L’arrêté du 2 juillet 2018 sur la certification des opérateurs de repérage est paru sans la signature de la direction du Travail, sans avis préalable du Conseil d’orientation des conditions de travail (COCT) et sans référence au Code du Travail. Il prévoit dans certains cas une certification renforcée (« avec mention »), mais permet que la majorité des repérages soient confiés à des opérateurs « sans mention » formés en trois jours.

L’importance du repérage

La réglementation prévoit divers diagnostics : dossier technique amiante, diagnostic avant vente, diagnostic des parties privatives, diagnostic avant travaux, diagnostic avant démolition...

Ils doivent indiquer où est l’amiante, sous quelle forme, dans quel état et faire des préconisations sur les mesures à prendre.

Ce repérage est la base de l’évaluation des risques qui incombe à l’employeur.
Il ne se limite pas à un contrôle visuel. Il implique des prélèvements. Certains nécessitent des « investigations approfondies », qui peuvent être « non destructives » (soulever des dalles de faux plafond amiantées) ou « destructives » (casser une gaine maçonnée, percer une porte coupe-feu).

Ces interventions présentent un risque non seulement pour l’opérateur, mais aussi pour les occupants des locaux.

L’omission de matériaux amiantés dans son rapport peut exposer l’opérateur à des poursuites pour mise en danger d’autrui.

Le « maillon faible » du désamiantage

Depuis dix ans, les pouvoirs publics ont été régulièrement alertés sur la médiocre qualité des rapports de repérage.

En 2014, le Comité de suivi « amiante » du Sénat, présidé par la sénatrice Aline Archimbaud, avait considéré le repérage était le « maillon faible » du désamiantage. Il avait noté l’arrivée massive d’opérateurs « non issus du bâtiment », formés en trois jours et dépourvus « initialement de compétences techniques et juridiques ». Les sénateurs avaient demandé au gouvernement de « renforcer drastiquement les compétences des diagnostiqueurs. »

Pourquoi mettre une barre à 300 ?

Deux arrêtés tardifs sont censés renforcer les compétences des diagnostiqueurs : celui du 25 juillet 2016 et celui du 2 juillet 2018 qui l’annule et le remplace.
La principale nouveauté est la création d’une certification renforcée («  avec mention ») délivrée à l’issue d’une formation de cinq jours, avec le pré-requis d’un niveau bac + 2 et d’une expérience professionnelle dans le bâtiment..

Malheureusement cette certification « avec mention » (en vigueur depuis le 1er juillet 2017) n’est exigée que pour « les établissements recevant du public, les immeubles de grande hauteur, les immeubles de travail hébergeant plus de 300 salariés et les établissements industriels ».
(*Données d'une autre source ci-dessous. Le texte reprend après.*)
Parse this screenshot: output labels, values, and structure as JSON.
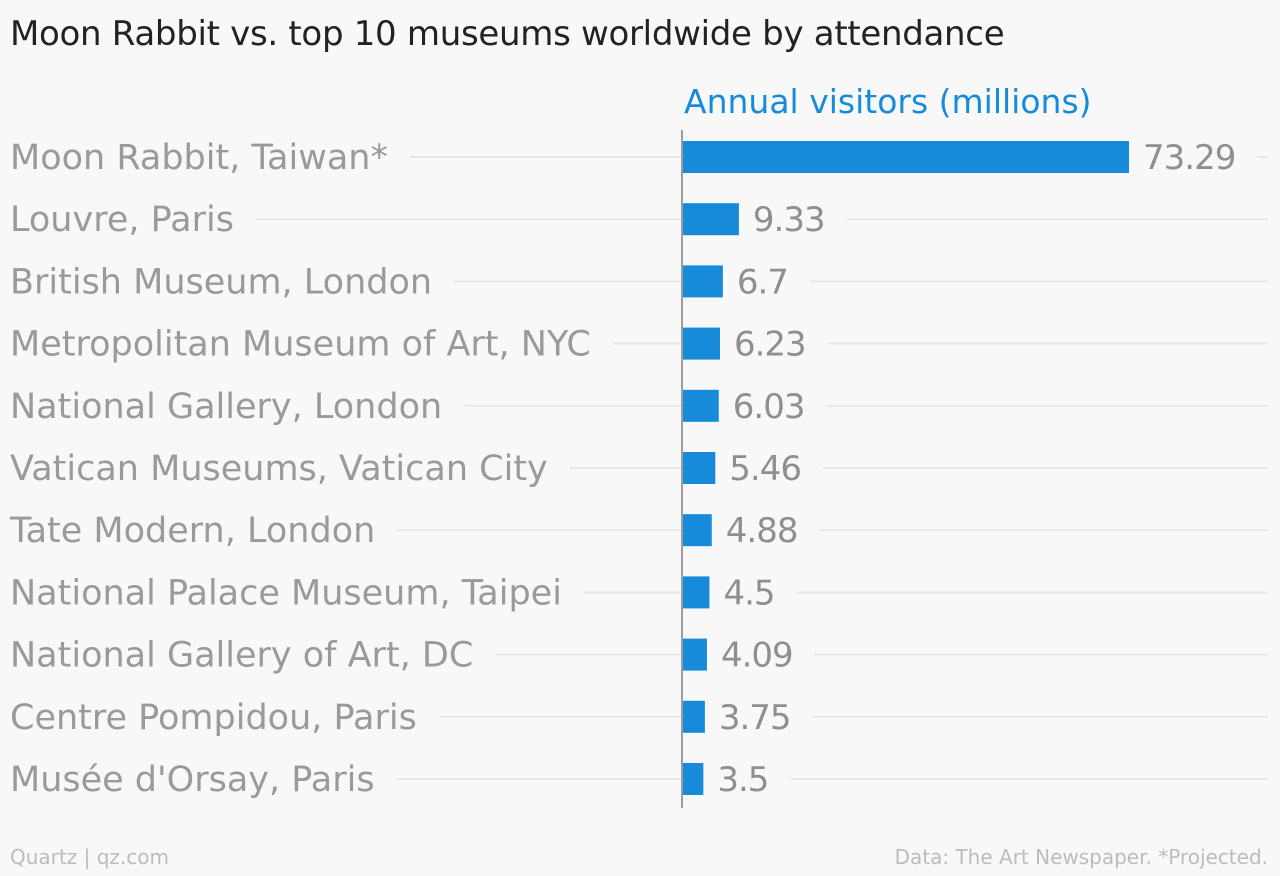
{
  "chart_data": {
    "type": "bar",
    "orientation": "horizontal",
    "title": "Moon Rabbit vs. top 10 museums worldwide by attendance",
    "series": [
      {
        "name": "Annual visitors (millions)",
        "values": [
          73.29,
          9.33,
          6.7,
          6.23,
          6.03,
          5.46,
          4.88,
          4.5,
          4.09,
          3.75,
          3.5
        ]
      }
    ],
    "categories": [
      "Moon Rabbit, Taiwan*",
      "Louvre, Paris",
      "British Museum, London",
      "Metropolitan Museum of Art, NYC",
      "National Gallery, London",
      "Vatican Museums, Vatican City",
      "Tate Modern, London",
      "National Palace Museum, Taipei",
      "National Gallery of Art, DC",
      "Centre Pompidou, Paris",
      "Musée d'Orsay, Paris"
    ],
    "value_labels": [
      "73.29",
      "9.33",
      "6.7",
      "6.23",
      "6.03",
      "5.46",
      "4.88",
      "4.5",
      "4.09",
      "3.75",
      "3.5"
    ],
    "xlim": [
      0,
      73.29
    ],
    "grid": true,
    "legend": "top"
  },
  "footer": {
    "source": "Quartz | qz.com",
    "note": "Data: The Art Newspaper. *Projected."
  },
  "colors": {
    "bar": "#178bd9",
    "series_label": "#178bd9",
    "category_text": "#9a9a9a",
    "value_text": "#8f8f8f",
    "gridline": "#e6e6e6",
    "axis": "#9c9c9c"
  }
}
S’agissant d’amiante, le seuil de 300 salariés ou la limitation aux immeubles de grande hauteur n’ont aucune justification. On ne doit pas accepter que le diagnostic d’une HLM ou celui d’un ensemble de bureaux soit réalisé par un opérateur « sans mention », formé en trois jours et sans expérience professionnelle du bâtiment préalable.

Sept ans, c’est trop long

Autre problème : l’arrêté du 2 juillet allonge la durée de validité de toutes les certifications de cinq à sept ans. D’où un risque que les connaissances acquises deviennent obsolètes, vu l’évolution rapide des techniques et de la réglementation.
Ces questions n’ont pas été discutées. Il faut revoir la copie et la méthode, pour remettre la réglementation sur de bons rails.


LE TRAVAIL MIS SUR LA TOUCHE

Le repérage de l’amiante dans les bâtiments et la certification des opérateurs relèvent de la compétence de trois ministères : l’urbanisme, la santé et le travail.

Les occupants peuvent être en effet des locataires de HLM ou des salariés en activité dans des « immeubles de travail » ou des « bâtiments industriels ».

Or l’arrêté du 2 juillet n’a pas été signé par le directeur du travail ni soumis pour avis au Conseil d’orientation des conditions de travail (COCT). Il ne mentionne pas les articles du Code du travail sur le repérage.

Ses signataires ont outrepassé leurs compétences. L’Andeva a engagé un recours en conseil d’Etat pour excès de pouvoir.